Direction des libertés publiques et des affaires juridiques

Façade du ministère de l'Intérieur côté Saussaies et Cambacéres

La direction des libertés publiques et des affaires juridiques exerce une fonction de conception, de conseil, d'expertise et d'assistance juridiques auprès de l'ensemble des services du ministère. Elle traite le contentieux du ministère.

1 - Une direction juridique classique, du conseil et du contentieux

La DLPAJ assume les fonctions habituelles d’une direction juridique d’administration centrale. Elle assure l’expertise juridique et le conseil auprès de l’ensemble des services du ministère de l’intérieur et, sur leur demande, des opérateurs du ministère et traite l'ensemble du contentieux de la compétence du ministre de l'intérieur, tant en première instance, qu'en appel ou cassation, selon les cas.
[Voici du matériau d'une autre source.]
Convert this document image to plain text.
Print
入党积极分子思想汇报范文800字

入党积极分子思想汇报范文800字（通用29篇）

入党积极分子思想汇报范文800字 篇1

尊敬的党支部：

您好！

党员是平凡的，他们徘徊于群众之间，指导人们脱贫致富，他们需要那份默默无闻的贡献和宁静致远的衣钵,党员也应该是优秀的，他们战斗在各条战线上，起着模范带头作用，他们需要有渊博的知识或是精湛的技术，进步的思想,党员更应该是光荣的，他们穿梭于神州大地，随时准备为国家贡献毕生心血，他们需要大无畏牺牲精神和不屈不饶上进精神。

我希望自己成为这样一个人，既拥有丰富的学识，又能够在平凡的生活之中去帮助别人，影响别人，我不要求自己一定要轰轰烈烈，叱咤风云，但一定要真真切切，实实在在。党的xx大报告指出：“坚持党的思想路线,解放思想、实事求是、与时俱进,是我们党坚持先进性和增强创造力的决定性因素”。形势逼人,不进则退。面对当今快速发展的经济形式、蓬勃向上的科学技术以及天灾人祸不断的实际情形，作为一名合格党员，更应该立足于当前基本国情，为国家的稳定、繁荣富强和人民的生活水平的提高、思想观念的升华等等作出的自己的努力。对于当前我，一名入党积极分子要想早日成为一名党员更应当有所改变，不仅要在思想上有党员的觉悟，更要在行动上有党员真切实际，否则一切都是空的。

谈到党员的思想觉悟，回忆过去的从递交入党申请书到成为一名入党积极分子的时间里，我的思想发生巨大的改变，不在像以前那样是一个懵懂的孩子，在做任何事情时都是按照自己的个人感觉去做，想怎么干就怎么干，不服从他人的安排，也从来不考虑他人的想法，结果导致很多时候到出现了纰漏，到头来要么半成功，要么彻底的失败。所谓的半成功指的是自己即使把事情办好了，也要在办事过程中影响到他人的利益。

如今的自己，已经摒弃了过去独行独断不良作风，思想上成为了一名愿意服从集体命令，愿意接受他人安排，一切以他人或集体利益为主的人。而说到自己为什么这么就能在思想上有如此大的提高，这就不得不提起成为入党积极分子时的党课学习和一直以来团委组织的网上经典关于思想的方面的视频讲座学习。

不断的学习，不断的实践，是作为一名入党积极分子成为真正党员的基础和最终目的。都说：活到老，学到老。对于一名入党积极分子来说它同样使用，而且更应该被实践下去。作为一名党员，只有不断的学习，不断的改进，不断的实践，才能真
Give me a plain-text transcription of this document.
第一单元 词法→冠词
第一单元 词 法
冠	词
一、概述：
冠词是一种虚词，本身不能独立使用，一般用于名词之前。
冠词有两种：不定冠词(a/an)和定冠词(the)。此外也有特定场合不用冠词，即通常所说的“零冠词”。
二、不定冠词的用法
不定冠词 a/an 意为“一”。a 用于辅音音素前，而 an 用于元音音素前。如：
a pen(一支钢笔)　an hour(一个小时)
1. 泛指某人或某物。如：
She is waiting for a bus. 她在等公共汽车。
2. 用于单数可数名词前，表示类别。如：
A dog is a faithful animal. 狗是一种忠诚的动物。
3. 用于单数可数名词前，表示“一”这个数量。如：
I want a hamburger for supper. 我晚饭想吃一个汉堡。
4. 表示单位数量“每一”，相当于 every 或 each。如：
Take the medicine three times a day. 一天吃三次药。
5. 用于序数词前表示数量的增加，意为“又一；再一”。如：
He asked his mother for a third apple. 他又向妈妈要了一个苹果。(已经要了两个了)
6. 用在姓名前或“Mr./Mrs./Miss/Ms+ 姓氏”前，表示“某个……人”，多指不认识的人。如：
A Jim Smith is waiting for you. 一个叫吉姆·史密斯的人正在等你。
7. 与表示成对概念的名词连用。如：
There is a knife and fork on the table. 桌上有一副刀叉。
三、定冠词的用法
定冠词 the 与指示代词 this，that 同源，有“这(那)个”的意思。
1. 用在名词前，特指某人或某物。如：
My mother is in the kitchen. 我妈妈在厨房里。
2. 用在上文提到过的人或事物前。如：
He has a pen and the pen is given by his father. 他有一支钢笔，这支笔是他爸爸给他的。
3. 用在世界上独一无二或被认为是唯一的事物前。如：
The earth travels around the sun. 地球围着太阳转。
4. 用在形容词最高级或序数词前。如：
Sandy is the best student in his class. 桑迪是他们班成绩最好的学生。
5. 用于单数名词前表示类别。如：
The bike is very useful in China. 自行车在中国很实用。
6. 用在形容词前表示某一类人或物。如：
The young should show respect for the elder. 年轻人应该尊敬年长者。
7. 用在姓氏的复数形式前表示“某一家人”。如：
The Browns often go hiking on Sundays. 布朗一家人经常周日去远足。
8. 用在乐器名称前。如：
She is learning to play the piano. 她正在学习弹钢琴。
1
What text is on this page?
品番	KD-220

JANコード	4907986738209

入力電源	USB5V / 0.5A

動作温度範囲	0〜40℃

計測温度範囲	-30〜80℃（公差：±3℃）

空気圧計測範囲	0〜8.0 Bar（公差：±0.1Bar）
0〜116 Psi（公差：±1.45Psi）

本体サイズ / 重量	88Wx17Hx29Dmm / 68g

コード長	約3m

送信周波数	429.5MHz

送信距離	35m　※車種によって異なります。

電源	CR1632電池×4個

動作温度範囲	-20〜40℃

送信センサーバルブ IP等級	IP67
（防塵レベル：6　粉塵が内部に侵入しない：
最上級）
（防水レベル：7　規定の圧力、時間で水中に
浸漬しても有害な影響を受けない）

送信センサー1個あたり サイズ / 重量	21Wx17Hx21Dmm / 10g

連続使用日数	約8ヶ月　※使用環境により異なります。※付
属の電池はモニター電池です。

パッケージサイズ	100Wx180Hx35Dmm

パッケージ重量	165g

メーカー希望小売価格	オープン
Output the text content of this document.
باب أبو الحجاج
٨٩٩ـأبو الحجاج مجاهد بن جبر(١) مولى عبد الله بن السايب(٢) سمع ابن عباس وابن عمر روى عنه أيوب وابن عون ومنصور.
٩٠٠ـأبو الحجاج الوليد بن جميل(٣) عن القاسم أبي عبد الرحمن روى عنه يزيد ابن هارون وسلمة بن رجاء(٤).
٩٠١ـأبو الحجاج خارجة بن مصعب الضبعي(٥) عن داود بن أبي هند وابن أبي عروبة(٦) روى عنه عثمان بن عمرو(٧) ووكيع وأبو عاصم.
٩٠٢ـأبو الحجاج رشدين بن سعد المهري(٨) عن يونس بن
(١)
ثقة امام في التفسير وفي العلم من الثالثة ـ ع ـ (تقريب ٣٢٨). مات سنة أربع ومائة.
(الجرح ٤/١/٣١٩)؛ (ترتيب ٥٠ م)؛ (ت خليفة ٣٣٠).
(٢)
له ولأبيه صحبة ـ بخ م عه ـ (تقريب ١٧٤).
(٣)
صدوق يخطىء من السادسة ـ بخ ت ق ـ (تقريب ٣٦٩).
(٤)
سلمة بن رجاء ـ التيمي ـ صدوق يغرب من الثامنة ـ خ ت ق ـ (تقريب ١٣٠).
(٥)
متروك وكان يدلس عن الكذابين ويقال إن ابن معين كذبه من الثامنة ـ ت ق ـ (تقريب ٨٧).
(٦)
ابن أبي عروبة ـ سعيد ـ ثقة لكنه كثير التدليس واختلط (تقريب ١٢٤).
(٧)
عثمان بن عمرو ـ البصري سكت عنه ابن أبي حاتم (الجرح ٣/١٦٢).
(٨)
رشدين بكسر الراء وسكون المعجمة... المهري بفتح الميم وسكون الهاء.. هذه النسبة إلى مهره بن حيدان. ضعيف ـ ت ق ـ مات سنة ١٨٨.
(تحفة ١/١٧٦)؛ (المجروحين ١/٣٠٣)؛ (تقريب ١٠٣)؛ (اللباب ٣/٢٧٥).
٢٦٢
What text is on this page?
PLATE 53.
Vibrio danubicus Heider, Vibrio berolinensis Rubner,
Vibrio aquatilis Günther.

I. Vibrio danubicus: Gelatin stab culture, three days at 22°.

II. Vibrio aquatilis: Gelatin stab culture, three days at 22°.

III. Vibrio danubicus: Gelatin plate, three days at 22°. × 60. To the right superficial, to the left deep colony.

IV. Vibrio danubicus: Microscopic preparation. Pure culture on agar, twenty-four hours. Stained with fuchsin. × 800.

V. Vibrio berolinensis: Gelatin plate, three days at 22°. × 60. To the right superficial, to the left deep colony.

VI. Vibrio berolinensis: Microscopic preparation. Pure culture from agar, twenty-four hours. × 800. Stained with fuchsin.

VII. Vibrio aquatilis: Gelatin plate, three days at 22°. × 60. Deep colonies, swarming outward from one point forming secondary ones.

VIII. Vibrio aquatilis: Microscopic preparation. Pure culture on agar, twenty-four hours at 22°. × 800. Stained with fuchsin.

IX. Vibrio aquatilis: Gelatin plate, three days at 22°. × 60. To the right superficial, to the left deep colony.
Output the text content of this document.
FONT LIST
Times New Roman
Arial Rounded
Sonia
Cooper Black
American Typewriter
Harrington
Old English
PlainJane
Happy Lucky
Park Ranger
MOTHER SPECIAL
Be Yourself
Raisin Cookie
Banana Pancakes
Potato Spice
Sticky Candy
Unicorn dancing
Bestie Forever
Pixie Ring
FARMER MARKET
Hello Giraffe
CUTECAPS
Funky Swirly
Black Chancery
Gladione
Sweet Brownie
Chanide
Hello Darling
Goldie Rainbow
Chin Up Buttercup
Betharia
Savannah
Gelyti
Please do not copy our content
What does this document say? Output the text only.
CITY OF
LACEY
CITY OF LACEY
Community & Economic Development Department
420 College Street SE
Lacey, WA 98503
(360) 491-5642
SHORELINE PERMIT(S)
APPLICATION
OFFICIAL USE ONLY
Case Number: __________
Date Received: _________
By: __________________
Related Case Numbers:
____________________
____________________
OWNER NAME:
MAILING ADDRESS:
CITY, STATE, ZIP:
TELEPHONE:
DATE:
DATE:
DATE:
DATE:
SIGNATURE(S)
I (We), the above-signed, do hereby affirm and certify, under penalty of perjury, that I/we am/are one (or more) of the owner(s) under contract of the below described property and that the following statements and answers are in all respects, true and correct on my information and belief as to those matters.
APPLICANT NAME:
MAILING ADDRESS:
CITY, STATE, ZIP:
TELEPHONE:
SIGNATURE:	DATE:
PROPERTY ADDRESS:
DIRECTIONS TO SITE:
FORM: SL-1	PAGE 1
La direction pilote également l’appui juridique et la fonction contentieuse dans les territoires, notamment au moyen des pôles d’appui juridiques et gère l’ensemble des dépenses contentieuses imputables à l’activité du ministère et des préfectures, avec un budget d’une centaine de millions d’euros par an.
Elle met en œuvre la protection fonctionnelle au bénéficie des agents de l'administration centrale et des préfectures et veille à une application homogène de cette réglementation au sein des différents périmètres du ministère de l'intérieur (PN, GN...).

Elle suit les mesures d'application des lois et de transposition des directives européennes pour l'ensemble du ministère et est également en charge de l’actualisation du code de la sécurité intérieure.

2 - La DLPAJ est également une "direction métiers" qui prépare et met en œuvre plusieurs législations relevant du ministère de l’intérieur dont celles relatives :

  • aux cultes (relations avec les cultes, régime concordataire, édifices du culte, congrégations, dérives sectaires) ;
  • à la laïcité (animation de la politique interministérielle) ;
  • aux associations et fondations (reconnaissance d’utilité publique, fondations d’entreprise) ;
  • au droit des données et des nouvelles technologies (fichiers, vidéoprotection) ;
  • à la protection de l’identité (cartes nationales d’identité, passeports, passeports de service, identité numérique) ;
  • aux jeux (autorisation des établissements de jeux – casinos et clubs de jeux, sanctions disciplinaires, interdictions volontaires de jeux) ;
  • aux polices municipales, aux gardes champêtres et aux gardes particuliers ;
  • à la sécurité privée (agents de surveillance et gardiennage, agents de recherche privée, transports de fonds) ;
  • aux gens du voyage (statut, aires d’accueil, grands rassemblements et grands passages) ;
  • aux procédures concernant l'éloignement des ressortissants étrangers du territoire français pour des motifs d'ordre public ;
  • à diverses polices administratives spéciales : violences sportives, débits de boissons, chiens dangereux, etc.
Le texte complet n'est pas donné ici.